This article is written by a student writer from the Her Campus at Minnesota chapter.

For the majority of my life, I felt broken. There always was this acute disconnect that existed from my brain to my body that was overwhelmingly poignant. My friends would describe feelings that I had never felt and would perform actions I couldn’t understand. It wasn’t until I was 17 and found a post describing a list of sexualities that I discovered who I was: an asexual.

The first thing everyone should know about asexuality is that it isn’t a choice. Similar to all sexualities, I didn’t choose to abstain from feeling sexual attraction. Rather, asexuality was embedded as an integral component of my DNA since birth. When I look at a person, I can notice how aesthetically pleasing they are and I can notice the qualities that draw me to them in a romantic sense. Despite these aspects of attraction, my thoughts will never extend to having sex with them. Mostly, that’s because I don’t feel that emotion — I have never associated with it and will never encounter it. It has never been a concern of mine that I will never feel a sexual connection to anyone, because it feels fairly natural to me to not have one in the first place.

I’ve heard a myriad of jokes due to my sexuality, for those that hear it and immediately respond with, “So you’re going to reproduce through yourself?” Yes, your jokes about asexual reproduction are certainly not original. I’ve also encountered many misconceptions regarding asexuality, such as that asexuality is just another synonym for celibacy. While there are asexuals who abstain from sex, asexuals do not choose to not have sex. Instead, we don’t feel a sexual attraction. If this is confusing, imagine how I felt back in high school. Depending on the individual, an asexual may choose to have sex with a person just because, to try it out or even to reproduce. It is possible to have sex with someone and not have any sexual interest in them; the body will respond to sexual ministrations, it’s just the mind that won’t. This also doesn’t mean an asexual cannot masturbate. Getting off also isn’t a problem when you have an absence of sexual feelings, it’s honestly just an interest in your own genitalia, and not a sexual one at that.
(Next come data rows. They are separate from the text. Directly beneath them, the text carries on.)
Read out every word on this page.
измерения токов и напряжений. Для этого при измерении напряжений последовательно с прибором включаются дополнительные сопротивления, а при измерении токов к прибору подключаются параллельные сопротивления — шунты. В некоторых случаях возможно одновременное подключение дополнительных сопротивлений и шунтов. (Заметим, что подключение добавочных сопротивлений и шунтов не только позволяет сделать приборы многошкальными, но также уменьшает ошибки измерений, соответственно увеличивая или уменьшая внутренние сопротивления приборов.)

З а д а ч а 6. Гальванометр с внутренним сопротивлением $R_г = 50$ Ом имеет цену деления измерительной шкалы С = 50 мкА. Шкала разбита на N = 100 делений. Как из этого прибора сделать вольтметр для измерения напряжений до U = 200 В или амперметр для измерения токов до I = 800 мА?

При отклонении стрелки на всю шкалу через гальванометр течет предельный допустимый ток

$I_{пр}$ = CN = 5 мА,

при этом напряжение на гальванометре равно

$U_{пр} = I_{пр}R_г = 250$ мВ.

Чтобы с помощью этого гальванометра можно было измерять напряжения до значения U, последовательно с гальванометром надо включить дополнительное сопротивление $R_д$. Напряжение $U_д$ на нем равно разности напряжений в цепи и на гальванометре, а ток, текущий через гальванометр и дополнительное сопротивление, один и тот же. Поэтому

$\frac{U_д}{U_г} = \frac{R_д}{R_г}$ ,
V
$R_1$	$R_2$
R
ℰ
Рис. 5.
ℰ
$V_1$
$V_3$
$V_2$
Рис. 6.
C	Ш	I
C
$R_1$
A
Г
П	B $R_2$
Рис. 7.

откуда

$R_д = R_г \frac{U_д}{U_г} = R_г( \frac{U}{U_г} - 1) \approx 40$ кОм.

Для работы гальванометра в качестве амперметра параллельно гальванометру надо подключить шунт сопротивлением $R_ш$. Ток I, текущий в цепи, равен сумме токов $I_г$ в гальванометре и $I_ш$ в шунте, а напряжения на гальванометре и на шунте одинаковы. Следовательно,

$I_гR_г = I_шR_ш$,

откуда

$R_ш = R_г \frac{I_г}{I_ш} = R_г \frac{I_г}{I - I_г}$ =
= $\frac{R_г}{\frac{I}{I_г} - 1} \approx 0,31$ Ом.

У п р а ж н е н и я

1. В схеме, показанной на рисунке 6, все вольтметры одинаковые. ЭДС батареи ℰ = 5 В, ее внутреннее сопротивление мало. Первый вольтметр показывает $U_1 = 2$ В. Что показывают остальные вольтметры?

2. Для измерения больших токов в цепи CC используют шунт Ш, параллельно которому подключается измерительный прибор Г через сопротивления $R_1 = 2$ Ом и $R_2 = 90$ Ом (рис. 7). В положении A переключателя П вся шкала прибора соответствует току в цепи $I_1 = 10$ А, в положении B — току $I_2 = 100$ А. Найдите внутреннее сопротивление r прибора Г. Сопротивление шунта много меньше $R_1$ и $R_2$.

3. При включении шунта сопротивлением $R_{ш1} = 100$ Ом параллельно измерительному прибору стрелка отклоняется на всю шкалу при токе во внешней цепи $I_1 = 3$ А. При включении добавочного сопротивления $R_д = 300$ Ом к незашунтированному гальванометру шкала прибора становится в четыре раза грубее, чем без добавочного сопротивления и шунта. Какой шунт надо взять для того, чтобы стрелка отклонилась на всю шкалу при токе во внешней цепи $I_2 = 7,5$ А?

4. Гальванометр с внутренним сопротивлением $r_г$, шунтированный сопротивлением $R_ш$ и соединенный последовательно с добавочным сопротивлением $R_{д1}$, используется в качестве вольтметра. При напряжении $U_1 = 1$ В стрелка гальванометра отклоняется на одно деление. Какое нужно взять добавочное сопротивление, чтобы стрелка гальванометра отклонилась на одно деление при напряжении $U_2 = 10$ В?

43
Asexuality exists on a spectrum that varies from person to person. At the uppermost level, an asexual feels no sexual attraction to anyone, not even a smidge. At the bottom is sexual feelings, which an asexual does not experience. Then there’s a grey area where gray-asexuals and demisexuals thrive. Gray-aces vary, as this specific category varies. People who identify as gray-a may feel a sexual attraction some of the time, very little of the time, at random moments, or may feel like they don’t exactly fit in with the category of asexuality but exist on the spectrum. Demisexuals are those individuals who may experience a sexual attraction after they have developed a strong emotional bond with someone else. If you ask me where I fall on this spectrum, I would tentatively answer gray-a, as I know I don’t feel any sexual attraction but I often question if I could.

My confusion is a product of the minimal knowledge I’ve acquired over the years. Despite asexuality being a part of the LGBTQ community, it is rarely referenced or accepted. This is probably due to the fact that only 1% of the world population is asexual, according to expert Anthony Bogaert. This has always left me feeling suspended through feelings I have fabricated to fit in and my actual reality. For a long time, I didn’t feel like I was a person. Now, while the confirmation that I am apart of a community is reassuring at points, I still feel isolated.

Another misconception of asexuality is that because I don’t feel any sexual attraction, I don’t want a relationship. I understand the doubts, who would ever want to be in a relationship with someone who won’t put out? One of the most hurtful things I’ve heard regarding my asexuality is, “Well, you’re never going to get married then.” It’s a fear that follows me through every interaction I have with any person I have an interest in. I am scared of the prospect that I’ll never have a future with anyone simply because of who I am. Although I know that sex isn’t the only part of a relationship, for some people it is imperative to have both an emotional and physical connection. I’m afraid even if I do get into a relationship that my lack of physical interest will signify that I don’t care for them or that I won’t be able to ever make someone happy. Despite the falsity of such a fear, I do feel it is founded when cinema, media and the overall American atmosphere demonstrates how integrated sex is in our society.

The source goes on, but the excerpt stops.